When I studied botany in college it was known as the Compositae or Composite family. And, it’s the name I still prefer because I think it’s a better description of the family.
When you eat an artichoke, unlike most vegetables, you're eating the flower head that was harvested before it bloomed. Artichokes are a great example to see the structure of Composite family flower heads. At the bottom is the base or receptacle. That’s known as the artichoke heart and is the most desirable part to eat. The part you’re buying when you get canned or bottled artichoke hearts. Surrounding the heart are the green brackets, which enclose the flower head. You can eat the base part of the brackets, too, but that requires some patience as each bracket contains only a small fleshy part.
The white fibrous structures in the middle are the immature disk flowers. Disk flowers are tiny flowers that bloom at the center of a daisy or sunflower. The tiny blue fiber-like structures in the picture of the blooming flower below are the disk flowers of the artichoke.
Although the artichoke doesn’t have them, what we think of as the petals of a daisy or sunflower are actually individual ray flowers. Artichokes and the thistles they are closely related to only have disk flowers, while plants like the dandelion and salsify only have ray flowers.

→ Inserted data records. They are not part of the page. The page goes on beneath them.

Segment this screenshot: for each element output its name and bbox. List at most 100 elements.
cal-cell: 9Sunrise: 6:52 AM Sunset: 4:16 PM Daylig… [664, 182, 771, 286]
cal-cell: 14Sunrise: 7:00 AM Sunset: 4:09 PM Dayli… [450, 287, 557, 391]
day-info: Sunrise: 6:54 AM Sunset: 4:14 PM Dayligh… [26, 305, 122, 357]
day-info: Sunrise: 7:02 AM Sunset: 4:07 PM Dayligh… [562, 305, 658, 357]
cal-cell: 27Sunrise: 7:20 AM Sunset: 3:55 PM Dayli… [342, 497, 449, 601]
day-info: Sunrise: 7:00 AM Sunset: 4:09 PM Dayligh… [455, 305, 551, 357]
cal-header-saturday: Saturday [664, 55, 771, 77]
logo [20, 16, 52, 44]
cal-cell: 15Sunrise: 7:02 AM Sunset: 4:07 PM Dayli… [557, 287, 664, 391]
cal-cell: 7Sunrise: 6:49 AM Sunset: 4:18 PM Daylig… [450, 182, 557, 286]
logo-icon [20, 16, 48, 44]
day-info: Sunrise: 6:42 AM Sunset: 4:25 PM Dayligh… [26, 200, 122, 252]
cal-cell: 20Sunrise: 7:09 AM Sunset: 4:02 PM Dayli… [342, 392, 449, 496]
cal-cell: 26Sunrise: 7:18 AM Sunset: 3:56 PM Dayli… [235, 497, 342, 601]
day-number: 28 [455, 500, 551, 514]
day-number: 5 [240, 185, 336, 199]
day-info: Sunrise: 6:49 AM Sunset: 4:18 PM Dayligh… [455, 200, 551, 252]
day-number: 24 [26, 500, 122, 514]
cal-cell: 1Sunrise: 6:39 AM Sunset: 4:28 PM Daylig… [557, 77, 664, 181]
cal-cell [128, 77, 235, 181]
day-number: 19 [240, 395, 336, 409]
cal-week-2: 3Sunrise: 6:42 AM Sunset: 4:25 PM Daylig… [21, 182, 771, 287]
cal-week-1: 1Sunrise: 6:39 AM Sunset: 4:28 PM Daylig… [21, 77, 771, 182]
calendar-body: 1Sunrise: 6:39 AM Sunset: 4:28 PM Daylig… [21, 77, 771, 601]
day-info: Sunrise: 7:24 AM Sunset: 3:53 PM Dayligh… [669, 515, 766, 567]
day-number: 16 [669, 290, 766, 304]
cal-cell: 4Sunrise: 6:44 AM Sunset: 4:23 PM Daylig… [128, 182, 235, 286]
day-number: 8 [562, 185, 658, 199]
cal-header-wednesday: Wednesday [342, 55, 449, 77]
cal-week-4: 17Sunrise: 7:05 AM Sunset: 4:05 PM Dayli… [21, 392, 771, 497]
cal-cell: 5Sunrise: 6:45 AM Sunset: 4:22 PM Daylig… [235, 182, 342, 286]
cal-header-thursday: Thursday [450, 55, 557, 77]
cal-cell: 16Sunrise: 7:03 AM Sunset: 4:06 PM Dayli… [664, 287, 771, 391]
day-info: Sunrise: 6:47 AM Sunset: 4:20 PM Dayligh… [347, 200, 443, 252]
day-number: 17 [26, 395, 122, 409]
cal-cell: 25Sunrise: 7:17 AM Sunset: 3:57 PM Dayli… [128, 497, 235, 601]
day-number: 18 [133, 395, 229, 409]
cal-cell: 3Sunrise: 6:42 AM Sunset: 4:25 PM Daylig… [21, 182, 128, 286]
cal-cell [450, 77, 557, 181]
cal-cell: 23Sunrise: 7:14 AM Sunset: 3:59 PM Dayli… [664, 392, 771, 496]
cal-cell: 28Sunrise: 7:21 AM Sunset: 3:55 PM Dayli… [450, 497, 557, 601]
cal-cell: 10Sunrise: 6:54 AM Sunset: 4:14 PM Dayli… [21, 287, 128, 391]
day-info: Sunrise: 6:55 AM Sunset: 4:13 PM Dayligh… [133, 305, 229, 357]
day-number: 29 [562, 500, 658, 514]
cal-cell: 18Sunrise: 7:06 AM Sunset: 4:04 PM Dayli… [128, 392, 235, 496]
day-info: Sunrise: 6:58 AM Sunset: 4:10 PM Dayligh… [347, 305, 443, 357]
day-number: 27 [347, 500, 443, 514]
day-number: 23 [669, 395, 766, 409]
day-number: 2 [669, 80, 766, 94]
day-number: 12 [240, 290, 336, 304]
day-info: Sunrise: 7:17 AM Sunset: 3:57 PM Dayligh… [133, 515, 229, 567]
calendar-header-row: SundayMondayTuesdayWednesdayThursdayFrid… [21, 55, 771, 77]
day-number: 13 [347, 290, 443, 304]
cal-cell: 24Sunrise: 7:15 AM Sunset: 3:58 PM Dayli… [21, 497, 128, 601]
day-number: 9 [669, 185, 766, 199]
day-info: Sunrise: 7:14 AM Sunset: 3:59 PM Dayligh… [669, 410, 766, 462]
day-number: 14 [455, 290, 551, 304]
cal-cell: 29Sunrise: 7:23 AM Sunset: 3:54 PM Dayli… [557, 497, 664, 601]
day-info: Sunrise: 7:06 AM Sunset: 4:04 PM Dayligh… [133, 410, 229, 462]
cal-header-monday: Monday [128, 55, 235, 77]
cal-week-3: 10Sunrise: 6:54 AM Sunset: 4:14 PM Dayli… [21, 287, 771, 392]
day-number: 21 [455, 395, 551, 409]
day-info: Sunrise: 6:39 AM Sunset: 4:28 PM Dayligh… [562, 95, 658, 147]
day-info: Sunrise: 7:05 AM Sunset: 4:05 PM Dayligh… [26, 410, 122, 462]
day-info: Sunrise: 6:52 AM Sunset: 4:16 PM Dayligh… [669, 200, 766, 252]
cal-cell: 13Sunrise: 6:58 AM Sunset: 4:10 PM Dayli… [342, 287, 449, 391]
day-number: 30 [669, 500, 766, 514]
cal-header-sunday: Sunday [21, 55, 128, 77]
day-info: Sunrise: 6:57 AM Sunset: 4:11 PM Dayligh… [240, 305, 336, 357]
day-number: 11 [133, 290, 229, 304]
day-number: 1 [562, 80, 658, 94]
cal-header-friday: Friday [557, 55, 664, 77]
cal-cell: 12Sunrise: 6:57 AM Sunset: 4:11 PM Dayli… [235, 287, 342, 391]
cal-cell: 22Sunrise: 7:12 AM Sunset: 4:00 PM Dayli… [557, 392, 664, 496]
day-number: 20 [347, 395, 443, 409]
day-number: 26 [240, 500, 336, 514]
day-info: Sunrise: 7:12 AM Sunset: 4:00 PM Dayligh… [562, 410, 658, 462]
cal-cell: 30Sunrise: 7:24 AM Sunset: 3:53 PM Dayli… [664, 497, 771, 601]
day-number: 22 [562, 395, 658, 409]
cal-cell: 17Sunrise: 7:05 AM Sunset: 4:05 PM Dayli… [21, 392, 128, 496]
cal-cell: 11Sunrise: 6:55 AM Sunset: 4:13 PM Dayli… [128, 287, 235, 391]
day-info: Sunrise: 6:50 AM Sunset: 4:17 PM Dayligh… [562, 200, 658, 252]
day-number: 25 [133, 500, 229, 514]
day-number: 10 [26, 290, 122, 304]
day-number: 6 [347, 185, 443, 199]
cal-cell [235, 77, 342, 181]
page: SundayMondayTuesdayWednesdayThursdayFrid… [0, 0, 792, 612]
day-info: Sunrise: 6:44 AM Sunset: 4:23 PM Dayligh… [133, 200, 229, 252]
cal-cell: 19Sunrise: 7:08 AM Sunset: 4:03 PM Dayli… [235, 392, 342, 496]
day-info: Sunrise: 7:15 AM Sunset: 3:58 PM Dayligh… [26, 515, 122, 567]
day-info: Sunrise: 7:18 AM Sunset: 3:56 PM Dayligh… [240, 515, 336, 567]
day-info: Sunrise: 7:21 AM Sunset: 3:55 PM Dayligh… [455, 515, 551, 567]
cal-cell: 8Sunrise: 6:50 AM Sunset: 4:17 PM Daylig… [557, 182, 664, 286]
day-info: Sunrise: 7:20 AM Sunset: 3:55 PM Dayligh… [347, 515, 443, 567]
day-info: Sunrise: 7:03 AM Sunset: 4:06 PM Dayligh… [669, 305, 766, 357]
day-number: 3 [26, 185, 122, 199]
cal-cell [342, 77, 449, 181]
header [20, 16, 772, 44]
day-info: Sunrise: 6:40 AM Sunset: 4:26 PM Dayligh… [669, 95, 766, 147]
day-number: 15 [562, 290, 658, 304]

Artichoke leaves have as many of the health benefits associated with thistles. For starters, they are a simple bitter that can be used as a cholagogue and digestive stimulant in digestive bitters, something discussed in the article on gentian. They stimulate the production of stomach acid and are a particularly good cholagogue for stimulating bile flow. Thus, artichoke can help digest fats and proteins and is helpful for dyspepsia, IBS with alternating diarrhea and constipation, poor appetite, gas and bloating, and constipation.
As a cholagogue, they’re also useful for reducing LDL cholesterol. Most of the cholesterol in your body doesn’t come from your diet. It’s made by the liver, which uses LDL cholesterol to transport fatty acids from the liver to the tissues, and HDL to transport fat-soluble substances back to the liver. If you increase bile flow and have sufficient fiber in the intestines to bind it so it’s removed from the body, you can lower cholesterol just by using cholagogues like artichoke and fiber like psyllium, oat bran, or even seaweeds. It also contains flavonoids that may help to inhibit cholesterol synthesis.
Artichoke also has direct benefits to the liver because it has hepatoprotective qualities, so it can help the liver safely detoxify chemicals. It contains cyanin, cynarine, and cyanoside, all of which increase bile flow, assist liver regeneration, and have antibacterial activity. It also has liver-protective capabilities. Thus, it can also be helpful for jaundice and a congested and sluggish liver.
If you’ve never eaten an artichoke. I'd encourage you to try them. To cook them, steam them until the base is soft. To eat them peel off the brackets and dip them in a little melted butter and lemon juice, scraping off the soft green base of the brackets with your teeth. At a certain point, there’s no longer enough flesh to make eating them worthwhile. At that point remove the rest of the brackets and the white immature flowers and eat the heart; it’s delicious and probably has a lot of the same health benefits as the leaves.
And, by the way, the heads of many thistles are edible in the same way, except they’re so small that the hearts don’t give you much, which is a lot of work for just a small bite.